How do baseball win predictions work?
For this blog, I will be discussing how 538’s baseball prediction works.
Team Ratings
First, they start with creating Team Rankings. To do this they collected game results and box scores going all the way back to 1871. They used data to create an Elo-based rating system and predictive model for baseball that accounts for home-field advantage, the margin of victory, park, and era effects, travel, rest, and — most importantly — starting pitchers.
Every MLB team carries a rating that estimates its current skill level. The league average is about 1500.
After every game a team plays, their rankings are adjusted based on the results of the game. The winning team gains rating points while the losing team loses the same number of points, based on the chances our model gave each team to win the game beforehand and the margin of victory.
For example, a big underdog winning would gain more points than a win from a strong favorite. Also the bigger the victory the more points.
Preseason Ratings
Before the start of each season, each team has to get a starting rating
- 67 percent comes from the team’s preseason win projection according to three computer projection systems: Baseballs Prospectus’s PECOTA, FanGraphs’ depth charts, and Clay Davenport’s predictions. These are all then scaled into an Elo range
- 33 percent comes from the team’s final rating at the end of the previous season, reverted to the mean by one-third.
Pregame Ratings
The team ratings are also adjusted before every game based on four factors. The four factors are home-field advantage, how far it has traveled to the game, how many days of rest it’s had, and which pitcher is slated to start.

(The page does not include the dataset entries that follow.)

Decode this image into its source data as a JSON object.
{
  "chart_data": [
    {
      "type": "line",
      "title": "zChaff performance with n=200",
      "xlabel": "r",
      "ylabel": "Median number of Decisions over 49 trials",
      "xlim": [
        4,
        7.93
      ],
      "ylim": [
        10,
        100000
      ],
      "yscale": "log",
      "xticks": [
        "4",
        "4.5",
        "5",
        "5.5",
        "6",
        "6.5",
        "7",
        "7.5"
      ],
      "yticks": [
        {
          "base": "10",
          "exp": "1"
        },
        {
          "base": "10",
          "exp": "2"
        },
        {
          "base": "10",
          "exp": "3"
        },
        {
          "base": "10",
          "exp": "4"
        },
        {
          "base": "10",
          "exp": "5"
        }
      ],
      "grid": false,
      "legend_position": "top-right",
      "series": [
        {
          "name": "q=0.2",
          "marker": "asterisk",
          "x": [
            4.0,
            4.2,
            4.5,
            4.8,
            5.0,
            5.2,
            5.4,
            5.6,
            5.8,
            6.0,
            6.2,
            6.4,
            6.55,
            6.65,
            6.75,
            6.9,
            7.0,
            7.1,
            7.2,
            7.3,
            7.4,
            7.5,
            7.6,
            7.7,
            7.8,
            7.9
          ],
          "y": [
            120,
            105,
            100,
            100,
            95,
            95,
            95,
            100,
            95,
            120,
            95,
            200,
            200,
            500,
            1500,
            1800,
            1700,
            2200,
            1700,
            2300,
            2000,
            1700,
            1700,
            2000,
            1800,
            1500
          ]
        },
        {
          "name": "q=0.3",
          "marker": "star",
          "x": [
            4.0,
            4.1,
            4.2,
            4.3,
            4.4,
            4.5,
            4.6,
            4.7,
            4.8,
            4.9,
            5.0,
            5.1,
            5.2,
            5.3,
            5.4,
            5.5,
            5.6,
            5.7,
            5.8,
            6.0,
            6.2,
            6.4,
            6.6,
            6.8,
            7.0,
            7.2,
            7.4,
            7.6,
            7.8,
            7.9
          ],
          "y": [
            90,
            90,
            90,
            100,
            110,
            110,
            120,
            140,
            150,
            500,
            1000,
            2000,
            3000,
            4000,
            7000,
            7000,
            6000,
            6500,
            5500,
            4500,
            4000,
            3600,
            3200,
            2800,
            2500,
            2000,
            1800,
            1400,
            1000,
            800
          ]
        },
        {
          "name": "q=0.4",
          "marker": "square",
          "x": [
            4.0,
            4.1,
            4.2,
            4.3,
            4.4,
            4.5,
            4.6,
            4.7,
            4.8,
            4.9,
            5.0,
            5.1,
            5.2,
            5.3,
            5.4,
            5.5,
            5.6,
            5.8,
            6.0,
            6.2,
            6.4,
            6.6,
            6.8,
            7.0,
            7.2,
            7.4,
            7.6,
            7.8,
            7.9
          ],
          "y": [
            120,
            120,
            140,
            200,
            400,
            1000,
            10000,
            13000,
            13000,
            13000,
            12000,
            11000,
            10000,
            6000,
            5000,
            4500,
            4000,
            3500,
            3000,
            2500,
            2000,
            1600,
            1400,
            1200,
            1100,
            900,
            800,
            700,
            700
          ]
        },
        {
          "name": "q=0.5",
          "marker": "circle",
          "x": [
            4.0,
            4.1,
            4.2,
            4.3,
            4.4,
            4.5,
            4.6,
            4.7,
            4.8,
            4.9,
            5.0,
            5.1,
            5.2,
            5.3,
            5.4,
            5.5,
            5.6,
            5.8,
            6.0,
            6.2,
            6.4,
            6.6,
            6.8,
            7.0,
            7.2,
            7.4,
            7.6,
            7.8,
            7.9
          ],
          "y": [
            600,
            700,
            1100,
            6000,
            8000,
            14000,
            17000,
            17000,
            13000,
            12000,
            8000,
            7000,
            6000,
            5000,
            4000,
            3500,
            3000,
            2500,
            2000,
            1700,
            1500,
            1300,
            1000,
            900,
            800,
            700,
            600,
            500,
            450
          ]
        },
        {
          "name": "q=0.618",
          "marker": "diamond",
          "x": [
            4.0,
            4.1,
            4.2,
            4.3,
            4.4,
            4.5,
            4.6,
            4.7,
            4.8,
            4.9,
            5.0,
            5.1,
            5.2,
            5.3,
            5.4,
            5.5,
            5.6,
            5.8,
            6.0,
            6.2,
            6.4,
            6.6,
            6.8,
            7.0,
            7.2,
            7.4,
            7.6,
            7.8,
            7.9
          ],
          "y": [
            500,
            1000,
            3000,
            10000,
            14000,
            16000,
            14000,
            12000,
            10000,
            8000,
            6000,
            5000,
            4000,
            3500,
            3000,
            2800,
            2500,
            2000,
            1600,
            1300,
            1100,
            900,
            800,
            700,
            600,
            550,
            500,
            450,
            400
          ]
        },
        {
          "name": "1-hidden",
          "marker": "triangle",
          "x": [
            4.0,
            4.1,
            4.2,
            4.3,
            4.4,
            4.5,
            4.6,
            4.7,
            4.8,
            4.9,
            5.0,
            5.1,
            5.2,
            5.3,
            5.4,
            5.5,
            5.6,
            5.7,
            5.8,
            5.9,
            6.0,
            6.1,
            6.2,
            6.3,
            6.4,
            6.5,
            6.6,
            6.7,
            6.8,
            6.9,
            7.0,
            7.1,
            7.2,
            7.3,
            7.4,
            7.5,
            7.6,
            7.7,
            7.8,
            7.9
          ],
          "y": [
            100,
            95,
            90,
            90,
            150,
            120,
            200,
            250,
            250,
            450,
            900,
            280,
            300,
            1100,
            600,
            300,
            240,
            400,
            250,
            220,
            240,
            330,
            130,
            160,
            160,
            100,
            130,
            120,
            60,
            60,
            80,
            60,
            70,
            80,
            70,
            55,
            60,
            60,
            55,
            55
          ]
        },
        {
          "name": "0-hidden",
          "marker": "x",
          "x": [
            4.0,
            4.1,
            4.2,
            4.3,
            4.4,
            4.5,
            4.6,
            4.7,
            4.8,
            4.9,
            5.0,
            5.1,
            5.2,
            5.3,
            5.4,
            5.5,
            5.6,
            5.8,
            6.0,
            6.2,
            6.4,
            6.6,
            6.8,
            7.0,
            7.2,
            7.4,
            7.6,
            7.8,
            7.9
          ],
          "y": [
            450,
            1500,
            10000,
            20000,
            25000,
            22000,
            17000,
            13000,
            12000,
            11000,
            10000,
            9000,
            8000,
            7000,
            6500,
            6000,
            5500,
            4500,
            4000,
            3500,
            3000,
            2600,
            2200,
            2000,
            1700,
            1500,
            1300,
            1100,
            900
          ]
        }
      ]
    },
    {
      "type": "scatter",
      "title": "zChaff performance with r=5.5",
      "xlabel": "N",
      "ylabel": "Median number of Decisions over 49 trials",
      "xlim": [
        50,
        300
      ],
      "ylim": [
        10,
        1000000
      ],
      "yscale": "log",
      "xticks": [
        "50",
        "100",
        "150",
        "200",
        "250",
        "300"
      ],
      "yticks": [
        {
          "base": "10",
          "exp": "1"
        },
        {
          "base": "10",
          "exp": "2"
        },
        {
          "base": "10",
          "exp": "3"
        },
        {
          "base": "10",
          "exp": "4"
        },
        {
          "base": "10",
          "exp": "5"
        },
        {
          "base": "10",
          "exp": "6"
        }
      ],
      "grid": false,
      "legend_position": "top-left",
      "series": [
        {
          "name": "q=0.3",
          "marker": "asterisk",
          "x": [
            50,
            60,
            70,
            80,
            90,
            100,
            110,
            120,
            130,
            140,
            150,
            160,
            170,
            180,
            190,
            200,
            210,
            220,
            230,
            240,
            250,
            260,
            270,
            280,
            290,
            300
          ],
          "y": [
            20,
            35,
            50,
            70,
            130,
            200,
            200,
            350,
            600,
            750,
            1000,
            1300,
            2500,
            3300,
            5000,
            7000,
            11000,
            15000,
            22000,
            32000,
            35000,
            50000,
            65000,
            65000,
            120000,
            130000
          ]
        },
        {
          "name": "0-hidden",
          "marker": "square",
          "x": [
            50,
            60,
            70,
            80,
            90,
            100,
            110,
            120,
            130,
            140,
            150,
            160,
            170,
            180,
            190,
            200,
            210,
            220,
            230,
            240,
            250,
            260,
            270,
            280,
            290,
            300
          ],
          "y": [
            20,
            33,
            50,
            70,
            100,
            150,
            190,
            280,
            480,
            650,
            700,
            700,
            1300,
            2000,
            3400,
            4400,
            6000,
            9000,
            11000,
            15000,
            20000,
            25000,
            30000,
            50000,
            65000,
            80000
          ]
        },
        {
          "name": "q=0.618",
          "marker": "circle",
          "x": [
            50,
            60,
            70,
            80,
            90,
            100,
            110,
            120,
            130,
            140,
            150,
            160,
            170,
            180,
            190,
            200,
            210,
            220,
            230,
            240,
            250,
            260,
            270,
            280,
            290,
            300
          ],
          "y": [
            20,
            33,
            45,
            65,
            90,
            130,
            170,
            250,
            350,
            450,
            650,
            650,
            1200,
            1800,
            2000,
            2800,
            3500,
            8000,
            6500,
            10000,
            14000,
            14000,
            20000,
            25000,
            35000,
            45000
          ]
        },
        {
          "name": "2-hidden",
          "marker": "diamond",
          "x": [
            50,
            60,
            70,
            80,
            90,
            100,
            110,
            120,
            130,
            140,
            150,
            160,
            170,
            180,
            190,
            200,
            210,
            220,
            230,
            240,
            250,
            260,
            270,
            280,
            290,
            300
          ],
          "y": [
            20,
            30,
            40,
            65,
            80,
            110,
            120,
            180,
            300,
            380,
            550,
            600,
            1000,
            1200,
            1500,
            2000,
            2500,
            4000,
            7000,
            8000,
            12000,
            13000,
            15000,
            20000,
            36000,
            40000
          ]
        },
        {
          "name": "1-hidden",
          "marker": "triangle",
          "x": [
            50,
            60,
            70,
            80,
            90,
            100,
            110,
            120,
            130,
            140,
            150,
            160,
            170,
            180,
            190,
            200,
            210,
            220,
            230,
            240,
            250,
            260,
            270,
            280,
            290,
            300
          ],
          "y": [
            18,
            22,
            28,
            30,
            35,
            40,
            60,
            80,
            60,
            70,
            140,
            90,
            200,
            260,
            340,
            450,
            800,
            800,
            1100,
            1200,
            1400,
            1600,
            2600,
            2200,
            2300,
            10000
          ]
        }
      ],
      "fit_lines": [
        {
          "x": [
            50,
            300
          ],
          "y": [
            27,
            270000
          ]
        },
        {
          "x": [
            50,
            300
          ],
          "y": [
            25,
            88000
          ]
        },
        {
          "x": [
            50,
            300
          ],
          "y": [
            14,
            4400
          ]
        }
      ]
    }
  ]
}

- Home-field advantage is worth 24 rating points. For games played without fans in attendance, home-field advantage is worth 9.6 rating points.
- The penalty for travel is worth up to about 4 points and is calculated with miles_traveled**(1.0/3.0) * -0.31
- Each day of rest (up to a maximum of three) is worth 2.3 points.
- A pitchers game points is calculated through the formula 47.4 + strikeouts + {(outs*1.5)} — {(walks*2)} — {(hits*2)} — {(runs*3)} — {(homeruns*4)
All-Time Ratings
538 also went all the way back to 1871 and used their rating system for every team
Predictions
To make their predictions they use the team ratings and run Monte-Carlo simulations. Monte-Carlo simulations are a broad class of computational algorithms that rely on repeated random sampling to obtain numerical results.
538 runs these simulations “hot”. This means that a team’s rating doesn’t stay static because the ratings change within each simulated season based on the results of every simulated game and the other factors I discussed earlier.
People can then use these predictions for betting or just for fun to see who has the best probability to make the playoffs and who is gonna win the World Series.